Saturday, April 05, 2014

Saturday Morning Links

Assorted content for your weekend reading.

- Andrew Coyne sees the powerful impact of local forces on nomination contests as evidence that grassroots democracy is still alive and well in Canada - no matter how much the Cons and Libs may wish otherwise:
What’s common to both of these stories is not only the willingness of local candidates and riding associations to defy the powers that be but their obstinate insistence that these races should be what party leaders claim they are: open nominations. With any luck, this obstreperousness will spread. Thanks to redistricting, there will be other ridings where incumbents face off against incumbents; in others, the promise of open nominations will run into the reality that leaders have favourites. Ridings that resist the inevitable attempts to stage-manage these races will do their parties a favour. Tilted nominations are not open nominations. They’re not even nominations, really.
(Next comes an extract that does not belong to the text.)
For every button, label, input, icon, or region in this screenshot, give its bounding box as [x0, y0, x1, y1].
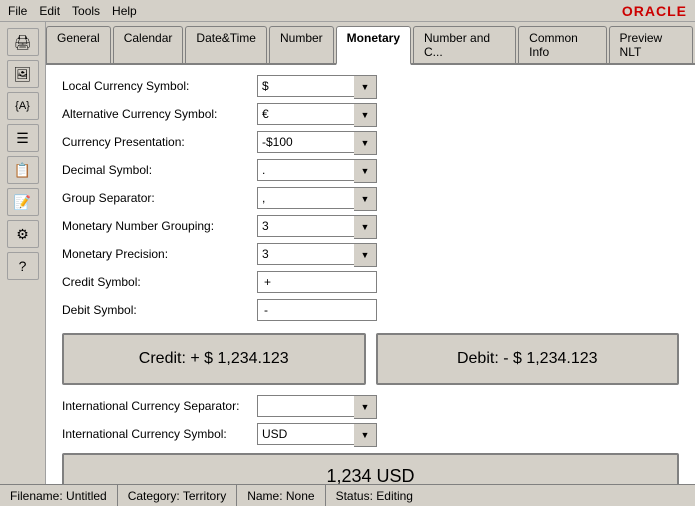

The tendency, when these fights break out, is to view them as signs of weakness and division, if not anarchy. The tone of news coverage is often disapproving, as if party leaders were indulgent parents who neglected to discipline their children. Reporters pepper their stories with words like “messy,” “ugly,” even “vicious.” This is what you get, they seem to say, when you leave it to ridings to decide these matters. Yes, it is. Isn’t it glorious?
- But of course, we should be hoping for greater democratic participation (and yes, influence over results) within the broader electorate as well. And PressProgress notes that the Cons' Unfair Elections Act looks to benefit Pierre Poutine and his fraudster ilk at the expense of actual voters - while Alison points out the risk that any report on Robocon may be pushed past the next federal election due to the Cons' blindside attacks against Elections Canada.

- Thomas Walkom writes that Canada has received good value - if perhaps something less than the greatest possible return - from the long-term health care accord which the Cons chose to scrap.

- John Geddes highlights the stark gap between the Cons' lip service paid to climate change (based mostly on taking credit for the actions of others), and their utter negligence in reality. And the Edmonton Journal's editorial board makes it clear that even Alberta recognizes the need for real action to replace the current strategy of using misleading PR campaigns to greenwash dirty oil production.

- Finally, Christina Patterson writes that the economic forces which have already undermined wages at the bottom of the income scale may soon do similar damage to the middle class.